I don’t get into things like that. I don’t know anything about that stuff. When I first saw my office in the Thomas & Mack, it was so nice. I told our athletic director I don’t need one that big and nice.

Susan Molasky and Lois said, No, you have to leave it like this. When a new coach comes in after you, they might need a big one. I said, all right. I didn’t need a big focus.

I was shocked the first time I visited Lon Kruger in the office. I walked in and couldn’t believe how nice it was, and I thought it was nice when I was in there.

I thought our locker room was great, then Rollie Massimino came in and re-did all the locker rooms. Had new doors put on the office. In fact, when Tim Grgurich took over he wouldn’t go into the office.

He said it was too nice. He turned it into a team room.

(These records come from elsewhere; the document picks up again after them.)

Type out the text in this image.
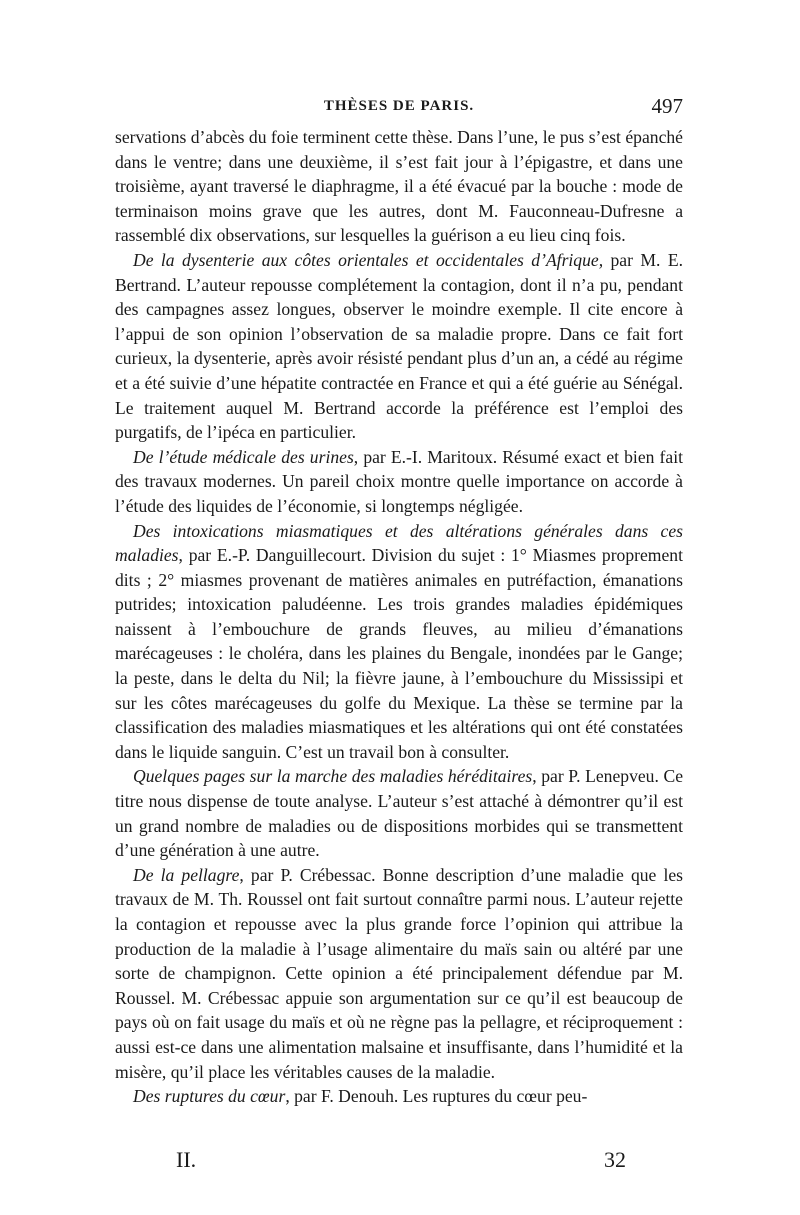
THÈSES DE PARIS.	497

servations d’abcès du foie terminent cette thèse. Dans l’une, le pus s’est épanché dans le ventre; dans une deuxième, il s’est fait jour à l’épigastre, et dans une troisième, ayant traversé le diaphragme, il a été évacué par la bouche : mode de terminaison moins grave que les autres, dont M. Fauconneau-Dufresne a rassemblé dix observations, sur lesquelles la guérison a eu lieu cinq fois.

De la dysenterie aux côtes orientales et occidentales d’Afrique, par M. E. Bertrand. L’auteur repousse complétement la contagion, dont il n’a pu, pendant des campagnes assez longues, observer le moindre exemple. Il cite encore à l’appui de son opinion l’observation de sa maladie propre. Dans ce fait fort curieux, la dysenterie, après avoir résisté pendant plus d’un an, a cédé au régime et a été suivie d’une hépatite contractée en France et qui a été guérie au Sénégal. Le traitement auquel M. Bertrand accorde la préférence est l’emploi des purgatifs, de l’ipéca en particulier.

De l’étude médicale des urines, par E.-I. Maritoux. Résumé exact et bien fait des travaux modernes. Un pareil choix montre quelle importance on accorde à l’étude des liquides de l’économie, si longtemps négligée.

Des intoxications miasmatiques et des altérations générales dans ces maladies, par E.-P. Danguillecourt. Division du sujet : 1° Miasmes proprement dits ; 2° miasmes provenant de matières animales en putréfaction, émanations putrides; intoxication paludéenne. Les trois grandes maladies épidémiques naissent à l’embouchure de grands fleuves, au milieu d’émanations marécageuses : le choléra, dans les plaines du Bengale, inondées par le Gange; la peste, dans le delta du Nil; la fièvre jaune, à l’embouchure du Mississipi et sur les côtes marécageuses du golfe du Mexique. La thèse se termine par la classification des maladies miasmatiques et les altérations qui ont été constatées dans le liquide sanguin. C’est un travail bon à consulter.

Quelques pages sur la marche des maladies héréditaires, par P. Lenepveu. Ce titre nous dispense de toute analyse. L’auteur s’est attaché à démontrer qu’il est un grand nombre de maladies ou de dispositions morbides qui se transmettent d’une génération à une autre.

De la pellagre, par P. Crébessac. Bonne description d’une maladie que les travaux de M. Th. Roussel ont fait surtout connaître parmi nous. L’auteur rejette la contagion et repousse avec la plus grande force l’opinion qui attribue la production de la maladie à l’usage alimentaire du maïs sain ou altéré par une sorte de champignon. Cette opinion a été principalement défendue par M. Roussel. M. Crébessac appuie son argumentation sur ce qu’il est beaucoup de pays où on fait usage du maïs et où ne règne pas la pellagre, et réciproquement : aussi est-ce dans une alimentation malsaine et insuffisante, dans l’humidité et la misère, qu’il place les véritables causes de la maladie.

Des ruptures du cœur, par F. Denouh. Les ruptures du cœur peu-

II.	32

But that is one heck of an arena. I don’t remember the exhibition game against the University of Victoria, the first game in the building. Or the season opener, a 92-71 victory over Reno.

But I do remember the third game in the Mack, an 86-72 win over West Virginia. My good friend Gale Catlett coached that team and they were pretty tough.

It was a pretty tough game, too. He was a tough guy and that’s how his teams played. West Virginia was running UCLA’s high-post offense. I thought we could take them out of it.

But they did a good job and stayed with it. It was a closer game than I thought it would be. We were so good at pressure defense. We were able to force them out of that set.

A few weeks later, on Dec. 30, we played top-ranked Georgetown. THAT was a crazy crowd, 17,040. That was our biggest crowd of the season and it was an incredible game.

A great, great game. We had it won, then there were two horrible calls. The first was a non-call at the end of regulation. Patrick Ewing bumped Freddie Banks.

Freddie was driving the baseline and Ewing bumped him out of bounds. There was no call. We were up three or four points. It went to overtime. I forget the second bad call, but it was in overtime.

They beat us, 69-67, clinching it with a baseline dunk. It didn’t work out for us.

Everyone in the crowd had towels. They were waving them. It was a crazy atmosphere.